Начались приготовления к поездке в Москву, где двор должен был поселиться на зиму. Делалось это с целью поднять дух древней столицы, истребленной в 1812 г. от пожара. Перед отъездом мы возвратились в Аничковский дворец, в котором почти не жили еще вовсе. Мы устроили там маскированный вечер для нашего всегдашнего павловского общества; все были замаскированы с головы до ног. Maman – волшебницею, императрица Елизавета Алексеевна – летучею мышью, я – индийским принцем, с чалмой из шали, в длинном ниспадающем верхнем платье и широких шароварах из восточной ткани. Когда я сняла маску, мне наговорили массу комплиментов. Талия у меня тогда оставалась еще довольно тонкая, хотя я пополнела и особенно похорошела в начале беременности.
Мы покинули Петербург 18 сентября. По предписанию докторов пробыли мы в дороге из-за меня 12 дней. Порядочно-таки долго! Впоследствии я слышала, будто императрица Екатерина [II], будучи великой княгиней, на этот путь и по той же причине употребила шесть недель. Я страдала тошнотами и испытывала отвращение к некоторым блюдам и запахам, но вообще чувствовала себя как нельзя лучше, а длинное это путешествие совершила весьма приятно, так как ехала с мужем, и мы немало ребячились; к тому же мой брат Вильгельм был еще с нами. В Клину мы дождались прибытия вдовствующей государыни и [императора] Александра. Их императорские величества не совершали торжественного въезда в Москву; всякий из нас добрался туда сам по себе ночью, а на следующий день их величества и прочие члены царской фамилии показались народу и с большой церемонией, в полном параде, направились в соборы. Добрый народ встретил своего государя с безмерным восторгом. Жители Москвы, много выстрадав во время войны и при занятии города французами и доказав единодушно свой патриотизм, невзирая на постигавшие их бедствия, вполне заслуживали то отеческое внимание, которое выказал к ним император Александр, поселясь среди них; правда: и народ, и вельможи сумели вполне оценить это внимание.
Проснувшись поутру, я подошла к окну и, когда увидела великолепное зрелище, открывающееся на Москву, которая расстилалась, словно панорама, у моих ног, то сердце мое забилось: я поняла Россию и стала гордиться тем, что принадлежу ей! К несчастью, maman получила за день до приезда в Москву известие о смерти одного из своих братьев. По случаю этого траура двор и город не давали никакого празднества вплоть до 12 декабря, дня рождения императора. Мне пришлось пролежать в постели, а затем на кушетке в течение нескольких дней; настолько утомили коленопреклонения мои ноги, я даже с трудом могла двигать ими.

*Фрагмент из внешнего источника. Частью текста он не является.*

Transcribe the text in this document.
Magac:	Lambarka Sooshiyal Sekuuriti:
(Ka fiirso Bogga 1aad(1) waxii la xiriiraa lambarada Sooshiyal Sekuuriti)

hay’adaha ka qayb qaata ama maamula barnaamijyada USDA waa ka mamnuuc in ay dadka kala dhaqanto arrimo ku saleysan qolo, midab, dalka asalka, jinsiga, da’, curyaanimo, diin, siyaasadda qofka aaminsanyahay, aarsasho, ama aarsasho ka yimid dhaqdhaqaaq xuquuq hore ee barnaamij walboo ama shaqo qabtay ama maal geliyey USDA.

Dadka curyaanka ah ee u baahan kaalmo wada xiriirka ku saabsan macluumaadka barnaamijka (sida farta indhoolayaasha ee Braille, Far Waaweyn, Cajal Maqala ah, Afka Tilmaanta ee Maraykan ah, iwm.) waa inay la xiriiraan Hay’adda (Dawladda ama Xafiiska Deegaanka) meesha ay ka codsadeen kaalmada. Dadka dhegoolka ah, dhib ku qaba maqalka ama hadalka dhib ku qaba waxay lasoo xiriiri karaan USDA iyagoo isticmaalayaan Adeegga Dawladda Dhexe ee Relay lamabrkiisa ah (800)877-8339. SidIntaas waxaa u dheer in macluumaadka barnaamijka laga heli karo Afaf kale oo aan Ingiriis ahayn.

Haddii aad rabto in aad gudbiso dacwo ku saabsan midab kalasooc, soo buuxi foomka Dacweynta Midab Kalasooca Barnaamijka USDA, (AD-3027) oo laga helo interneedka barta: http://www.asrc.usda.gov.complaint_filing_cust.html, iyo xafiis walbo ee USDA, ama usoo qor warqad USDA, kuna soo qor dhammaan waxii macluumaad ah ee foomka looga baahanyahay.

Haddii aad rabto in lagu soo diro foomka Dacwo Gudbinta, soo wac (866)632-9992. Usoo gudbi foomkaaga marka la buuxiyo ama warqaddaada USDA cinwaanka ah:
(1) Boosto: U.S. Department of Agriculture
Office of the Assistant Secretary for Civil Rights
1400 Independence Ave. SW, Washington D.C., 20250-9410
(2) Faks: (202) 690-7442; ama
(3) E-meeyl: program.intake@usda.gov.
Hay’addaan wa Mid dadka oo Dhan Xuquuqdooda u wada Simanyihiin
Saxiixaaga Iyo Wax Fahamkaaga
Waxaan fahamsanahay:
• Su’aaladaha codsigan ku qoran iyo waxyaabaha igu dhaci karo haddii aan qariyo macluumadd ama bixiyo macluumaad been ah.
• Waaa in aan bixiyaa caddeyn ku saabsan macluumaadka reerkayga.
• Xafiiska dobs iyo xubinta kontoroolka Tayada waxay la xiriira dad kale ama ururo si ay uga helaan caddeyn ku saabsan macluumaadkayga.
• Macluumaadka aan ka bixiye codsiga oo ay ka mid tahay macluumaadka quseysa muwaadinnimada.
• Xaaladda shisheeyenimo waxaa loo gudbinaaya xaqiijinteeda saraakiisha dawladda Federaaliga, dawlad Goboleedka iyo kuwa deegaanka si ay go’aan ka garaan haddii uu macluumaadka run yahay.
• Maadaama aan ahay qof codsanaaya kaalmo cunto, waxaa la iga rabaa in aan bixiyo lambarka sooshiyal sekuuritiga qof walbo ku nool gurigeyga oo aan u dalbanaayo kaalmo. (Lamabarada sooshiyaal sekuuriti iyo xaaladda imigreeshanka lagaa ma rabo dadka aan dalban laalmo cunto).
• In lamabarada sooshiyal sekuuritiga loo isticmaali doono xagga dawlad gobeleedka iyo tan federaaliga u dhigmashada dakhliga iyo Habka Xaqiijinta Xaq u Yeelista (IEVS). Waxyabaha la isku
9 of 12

В то же время я принялась серьезно за уроки русского языка; в учителя мне был дан Василий Андреевич Жуковский, в то время уже известный поэт, но человек он был слишком поэтичный, чтобы оказаться хорошим учителем. Вместо того чтобы корпеть над изучением грамматики, какое-нибудь отдельное слово рождало идею, идея заставляла искать поэму, а поэма служила предметом для беседы; таким образом проходили уроки. Поэтому русский язык я постигала плохо, и, несмотря на мое страстное желание изучить его, он оказывался настолько трудным, что я в продолжение многих лет не имела духу произносить на нем цельных фраз. <..>
В это время Аракчеев был самым главным советником при императоре. Он был необходим ему и работал с ним ежедневно. Через его руки проходили почти все дела. Этого человека боялись, его никто не любил, и я никогда не могла понять, каким способом он сумел удерживаться в милости императора Александра до самой его кончины.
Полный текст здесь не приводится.